The study was designed to examine the safety, pharmacokinetics, and pharmacodynamics of obinutuzumab in hypersensitized patients with ESRD who were awaiting kidney transplantation. Results were reported during a poster session at the 2017 American Transplant Congress in a poster titled Emerging Safety and Tolerability of Obinutuzumab, a Type 2 Anti-CD20 Monoclonal Antibody for the Desensitization of Renal Transplant Candidates.
Patients were assigned to one of two groups: cohort one (n=5) received one infusion of 1000 mg obinutuzumab followed by high-dose intravenous immunoglobulin (IVIG) on days 22 and 43; cohort two (n=20) received two infusions of 1000 mg obinutuzumab followed by high-dose IVIG on days 22 and 43. Nine patients received a total of three infusions; the third dose occurred at the time of kidney transplantation (n=5) or at week 24 (n=4). Conventional flow cytometry (FC) and high-sensitivity FC were used to monitor peripheral blood B-cell counts. A central laboratory was used to analyze anti-human leukocyte antibodies (anti-HLA). When the last patients reached 14 weeks after the final obinutuzumab infusion, a safety and tolerability data cut was taken.
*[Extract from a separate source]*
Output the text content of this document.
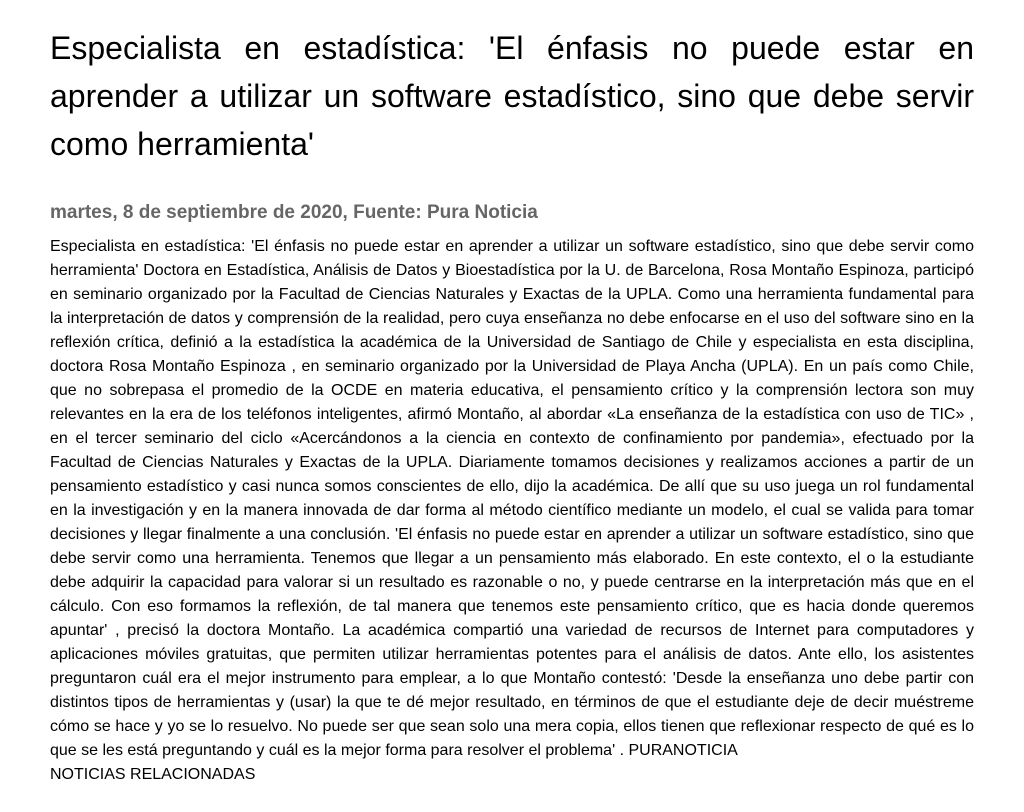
Especialista en estadística: 'El énfasis no puede estar en aprender a utilizar un software estadístico, sino que debe servir como herramienta'
martes, 8 de septiembre de 2020, Fuente: Pura Noticia
Especialista en estadística: 'El énfasis no puede estar en aprender a utilizar un software estadístico, sino que debe servir como herramienta' Doctora en Estadística, Análisis de Datos y Bioestadística por la U. de Barcelona, Rosa Montaño Espinoza, participó en seminario organizado por la Facultad de Ciencias Naturales y Exactas de la UPLA. Como una herramienta fundamental para la interpretación de datos y comprensión de la realidad, pero cuya enseñanza no debe enfocarse en el uso del software sino en la reflexión crítica, definió a la estadística la académica de la Universidad de Santiago de Chile y especialista en esta disciplina, doctora Rosa Montaño Espinoza , en seminario organizado por la Universidad de Playa Ancha (UPLA). En un país como Chile, que no sobrepasa el promedio de la OCDE en materia educativa, el pensamiento crítico y la comprensión lectora son muy relevantes en la era de los teléfonos inteligentes, afirmó Montaño, al abordar «La enseñanza de la estadística con uso de TIC» , en el tercer seminario del ciclo «Acercándonos a la ciencia en contexto de confinamiento por pandemia», efectuado por la Facultad de Ciencias Naturales y Exactas de la UPLA. Diariamente tomamos decisiones y realizamos acciones a partir de un pensamiento estadístico y casi nunca somos conscientes de ello, dijo la académica. De allí que su uso juega un rol fundamental en la investigación y en la manera innovada de dar forma al método científico mediante un modelo, el cual se valida para tomar decisiones y llegar finalmente a una conclusión. 'El énfasis no puede estar en aprender a utilizar un software estadístico, sino que debe servir como una herramienta. Tenemos que llegar a un pensamiento más elaborado. En este contexto, el o la estudiante debe adquirir la capacidad para valorar si un resultado es razonable o no, y puede centrarse en la interpretación más que en el cálculo. Con eso formamos la reflexión, de tal manera que tenemos este pensamiento crítico, que es hacia donde queremos apuntar' , precisó la doctora Montaño. La académica compartió una variedad de recursos de Internet para computadores y aplicaciones móviles gratuitas, que permiten utilizar herramientas potentes para el análisis de datos. Ante ello, los asistentes preguntaron cuál era el mejor instrumento para emplear, a lo que Montaño contestó: 'Desde la enseñanza uno debe partir con distintos tipos de herramientas y (usar) la que te dé mejor resultado, en términos de que el estudiante deje de decir muéstreme cómo se hace y yo se lo resuelvo. No puede ser que sean solo una mera copia, ellos tienen que reflexionar respecto de qué es lo que se les está preguntando y cuál es la mejor forma para resolver el problema' . PURANOTICIA
NOTICIAS RELACIONADAS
Twenty-three of the 25 patients were women. Mean age was 50 years, mean waitlist time was 5.5 years, and calculated reactive antibody values were 91. One patient in cohort two withdrew because kidney transplantation occurred before administration of the second dose of obinutuzumab.
At week 3, 24 of the remaining 24 patients and 22 of the 24 displayed B cells at or below the lower limit of quantification by FC and high-sensitivity FC. Obinutuzumab was well tolerated. Manageable grade 1 and 2 infusion-related reactions were the most common adverse events; the reactions did not prevent completion of the obinutuzumab infusions. Seven of the 25 patients had serious adverse events, all of which were infections that resolved with standard of care treatment.
Of the 24 patients who completed the protocol, seven have received a kidney transplant to date. Ongoing analysis of treatment effects on anti-HLA alloantibodies is occurring.
In conclusion, the researchers said, “Exposure to obinutuzumab resulted in substantial peripheral B-cell depletion at both dose levels. Emerging experience with obinutuzumab indicates acceptable tolerability in patients with end-stage renal disease undergoing desensitization.”
Source: Redfield R, Jordan S, Schindler T, et al. Emerging safety and tolerability of obinutuzumab, a type 2 anti-CD20 monoclonal antibody for the desensitization of renal transplant candidates. Abstract of a poster presented at the 2017 American Transplant Congress, May 1, 2017, Chicago, Illinois.